Bei Verwahrungs- und Minarettverbots-Initiative ging man noch davon aus, dass die Stimmbürgerinnen und Stimmbürger die Verstösse gegen Menschen- und Völkerrecht erkennen und entsprechend handeln würden. Dem war nicht so. Deshalb versuchte man es dieses Mal mit einem präzise formulierten Gegenvorschlag. Wieder ohne Erfolg.Einmal mehr darf sich die SVP als einzig wahre Volkspartei bezeichnen. Ihr Brachialverständnis von direkter Demokratie, wonach das Volk ohne Ausnahme über alles entscheiden kann, hat sich durchgesetzt. Es gibt keine Schranken mehr. Wenn die Wiedereinführung der Todesstrafe eine Mehrheit erhält, dann gibt es in der Schweiz halt wieder Hinrichtungen.Das ist mehr als bedenklich.
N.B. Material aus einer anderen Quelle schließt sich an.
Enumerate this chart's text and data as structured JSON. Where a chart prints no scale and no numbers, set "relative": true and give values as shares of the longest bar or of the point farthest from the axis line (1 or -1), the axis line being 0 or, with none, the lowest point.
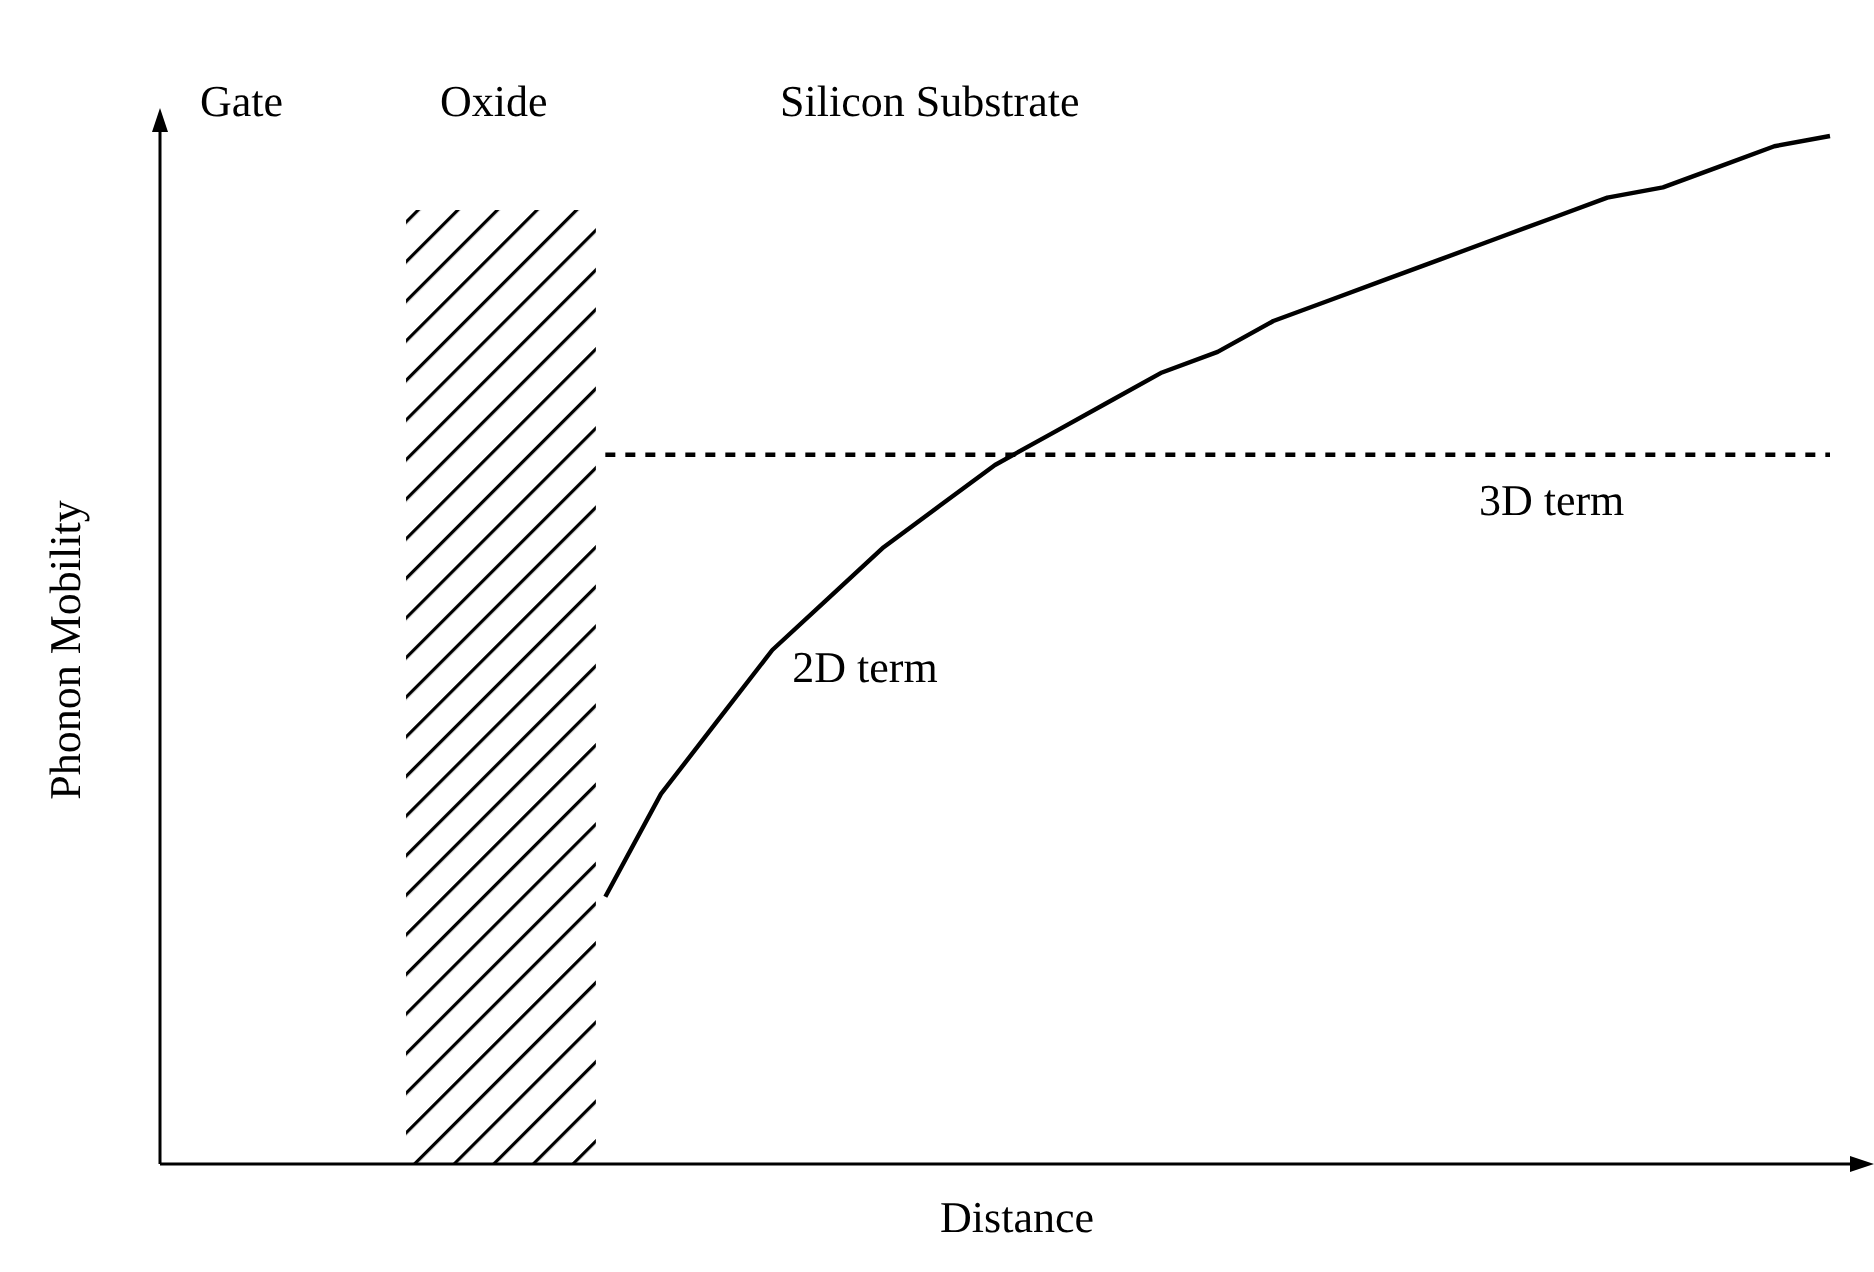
{
  "chart_data": {
    "type": "line",
    "relative": true,
    "xlabel": "Distance",
    "ylabel": "Phonon Mobility",
    "annotations": [
      "Gate",
      "Oxide",
      "Silicon Substrate"
    ],
    "categories": [
      null,
      null,
      null,
      null,
      null,
      null,
      null,
      null,
      null,
      null,
      null,
      null,
      null,
      null,
      null,
      null,
      null,
      null,
      null,
      null,
      null,
      null,
      null,
      null,
      null,
      null,
      null,
      null,
      null,
      null,
      null
    ],
    "series": [
      {
        "name": "2D term",
        "color": "#000000",
        "line_style": "solid",
        "values": [
          null,
          null,
          null,
          null,
          null,
          null,
          null,
          null,
          0.26,
          0.36,
          0.43,
          0.5,
          0.55,
          0.6,
          0.64,
          0.68,
          0.71,
          0.74,
          0.77,
          0.79,
          0.82,
          0.84,
          0.86,
          0.88,
          0.9,
          0.92,
          0.94,
          0.95,
          0.97,
          0.99,
          1.0
        ]
      },
      {
        "name": "3D term",
        "color": "#000000",
        "line_style": "dashed",
        "values": [
          null,
          null,
          null,
          null,
          null,
          null,
          null,
          null,
          0.69,
          0.69,
          0.69,
          0.69,
          0.69,
          0.69,
          0.69,
          0.69,
          0.69,
          0.69,
          0.69,
          0.69,
          0.69,
          0.69,
          0.69,
          0.69,
          0.69,
          0.69,
          0.69,
          0.69,
          0.69,
          0.69,
          0.69
        ]
      }
    ]
  }
}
So ziemlich alles, was sich das Land Henri Dunants, das Land, das die Menschenrechte hütet, an zivilisatorischen Errungenschaften, an Gemeinsinn und sozialem Miteinander erarbeitet hat, ist infrage gestellt. Am gleichen Sonntag – es ist zufälligerweise der 1. Advent – wird die eine Minderheit mit äusserster Härte angegangen, während die andere, die Vermögenden, unter Schutz gestellt wird.Es ist nun höchste Zeit, eine Grundsatzdebatte zu führen. Drängende Fragen müssen geklärt werden. Soll die Schweiz den eingeschlagenen Weg hin zu einer Volksdiktatur weitergehen? Sollen liederlich formulierte Initiativen weiterhin zugelassen werden, auch wenn sie gar nicht umgesetzt werden können, ohne übergeordnetes Recht zu verletzen? Braucht es eine unpolitische Vorprüfung durch das Bundesgericht statt einer politischen durch das Parlament? Wie geht man mit dem Unmut, der Wut, der Frustration um, die die SVP so geschickt zu kanalisieren versteht? Wie kann die immer grösser werdende Kluft zwischen Volk und Politik sowie den Landesteilen überwunden werden?Auf der Insel der Glückseligen ist wahrlich etwas los. Und es sind nicht die äusseren Einflüsse, von denen man sich abzuschotten versucht, welche die Schweiz in Not bringen. Die Existenzkrise ist hausgemacht.